Dujardin has the same blank handsomeness as Hitchcock veterans John Gavin (Psycho) and Frederick Stafford (Topaz), both of whom played OSS 117 in the ’60s, but he sweetens it with a flash of Jean-Paul Belmondo’s crooked grin. He pulls off the considerable feat of keeping us tolerant of the most culturally insensitive lout in the world.
The subject of colonialism gets a much heavier – and less interesting – workout from director/cinematographer Santosh Sivan (The Terrorist) in Before the Rains, which is so much in the vein of Merchant/Ivory productions (Heat and Dust, The Golden Bowl) that it’s no surprise the company got involved in its release. Linus Roache (Priest, Batman Begins) stars as Henry Moores, a thirtysomething Englishman with ambitious plans to build a road to a spice-rich mountainous region in India. But it’s 1937, and the native populace is beginning to clamor for independence from the British Empire.
Moores’s strength lies in his trusting relationship with his foreman, T.K. (Rahul Bose), born in a local village but educated in English-speaking schools. T.K. is the classic man in the middle – optimistically embracing the modernization represented by Europe, while trying not to disown or dishonor the traditions of his village.
Moores’s weakness lies in his covert relationship with Sajani (Nandita Das), his housekeeper. While his wife (Jennifer Ehle) and son (Leopold Benedict) are visiting London, he has fallen in love – or perhaps only in lust – with Sajani, who is most certainly in love with him. But Sajani is married, and she will be executed if her infidelity is discovered.

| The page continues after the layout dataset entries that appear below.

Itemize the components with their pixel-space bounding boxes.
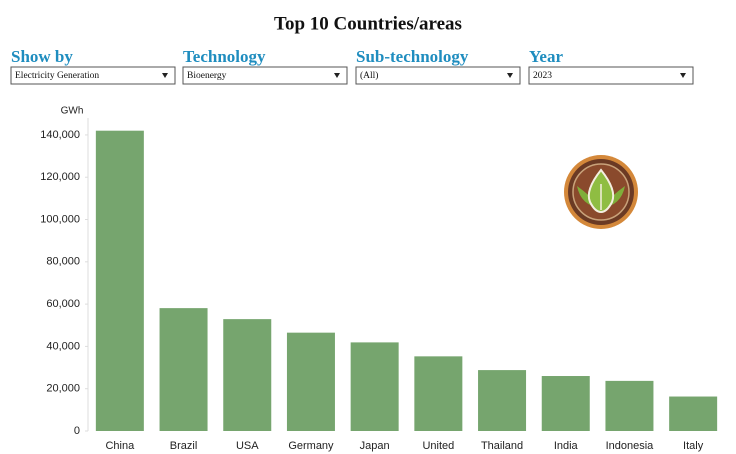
x-tick-label: Brazil (170, 440, 198, 452)
dropdown-value: Electricity Generation (15, 71, 99, 81)
x-tick-label: Thailand (481, 440, 523, 452)
bar (605, 380, 654, 431)
bar (478, 370, 527, 431)
logo (564, 155, 638, 229)
chart-title: Top 10 Countries/areas (274, 13, 462, 34)
y-tick-label: 60,000 (46, 298, 80, 310)
y-tick-label: 80,000 (46, 256, 80, 268)
y-tick-label: 120,000 (40, 171, 80, 183)
filter-label: Show by (11, 47, 73, 66)
x-tick-label: Indonesia (606, 440, 655, 452)
y-axis-label: GWh (61, 106, 84, 117)
bar (223, 319, 272, 431)
dropdown-value: 2023 (533, 71, 552, 81)
bar (669, 396, 718, 431)
y-tick-label: 140,000 (40, 129, 80, 141)
filter-label: Year (529, 47, 563, 66)
x-tick-label: United (422, 440, 454, 452)
dropdown-arrow (162, 73, 168, 78)
dropdown[interactable] (182, 66, 348, 85)
dropdown-value: (All) (360, 70, 378, 81)
bar (541, 376, 590, 431)
dropdown-value: Bioenergy (187, 71, 227, 81)
x-tick-label: India (554, 440, 579, 452)
x-tick-label: Germany (288, 440, 334, 452)
filter-label: Sub-technology (356, 47, 469, 66)
bar (159, 308, 208, 431)
dropdown-arrow (507, 73, 513, 78)
bar (286, 332, 335, 431)
bar (95, 130, 144, 431)
x-tick-label: Japan (360, 440, 390, 452)
bar (414, 356, 463, 431)
filter-label: Technology (183, 47, 266, 66)
y-tick-label: 0 (74, 425, 80, 437)
y-tick-label: 20,000 (46, 383, 80, 395)
x-tick-label: China (105, 440, 135, 452)
dropdown-arrow (680, 73, 686, 78)
y-tick-label: 40,000 (46, 340, 80, 352)
x-tick-label: Italy (683, 440, 704, 452)
bar (350, 342, 399, 431)
dropdown-arrow (334, 73, 340, 78)
dropdown[interactable] (355, 66, 521, 85)
x-tick-label: USA (236, 440, 259, 452)
dropdown[interactable] (10, 66, 176, 85)
dropdown[interactable] (528, 66, 694, 85)
y-tick-label: 100,000 (40, 213, 80, 225)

This is familiar turf from any number of oft-adapted W. Somerset Maugham works, like The Letter and The Painted Veil, except that, despite Bose’s second billing, the focus is on T.K.; Moores serves more as a plot device to push T.K. into an increasingly untenable position.
The first third is frankly plodding, though the story begins to engage us by the midpoint. While there is nothing wrong with Roache’s or Das’s work, Bose’s performance gives it whatever power it has.
What is more interesting than the film itself is its history: It may feel like Maugham, but it was adapted from an episode in a 2001 Israeli anthology film. The original had to do with an Israeli farmer and his Bedouin employees. That it translates so readily to India seven decades ago says volumes.
OSS 117: Cairo, Nest of Spies. Directed by Michel Hazanavicius. Written by Jean François Halin; adaptation and dialogue by Jean François Halin and Michel Hazanavicius; based on the OSS 117 novels by Jean Bruce. With Jean Dujardin, Bérénice Béjo, Aure Atika, and Philippe Lefèbvre.
Opens Friday at the Nuart.
Before the Rains. Directed by Santosh Sivan. Screenplay by Cathy Rabin; based on the film Red Roofs, part of The Desert Trilogy: Yellow Asphalt
by Dany Verete. With Linus Roache, Rahul Bose, Nandita Das, Jennifer Ehle, John Standing, and Leopold Benedict. Opens Friday at the Landmark West Los Angeles, Laemmle’s Sunset 5, Laemmle’s Playhouse 7, and Laemmle’s Fallbrook 7.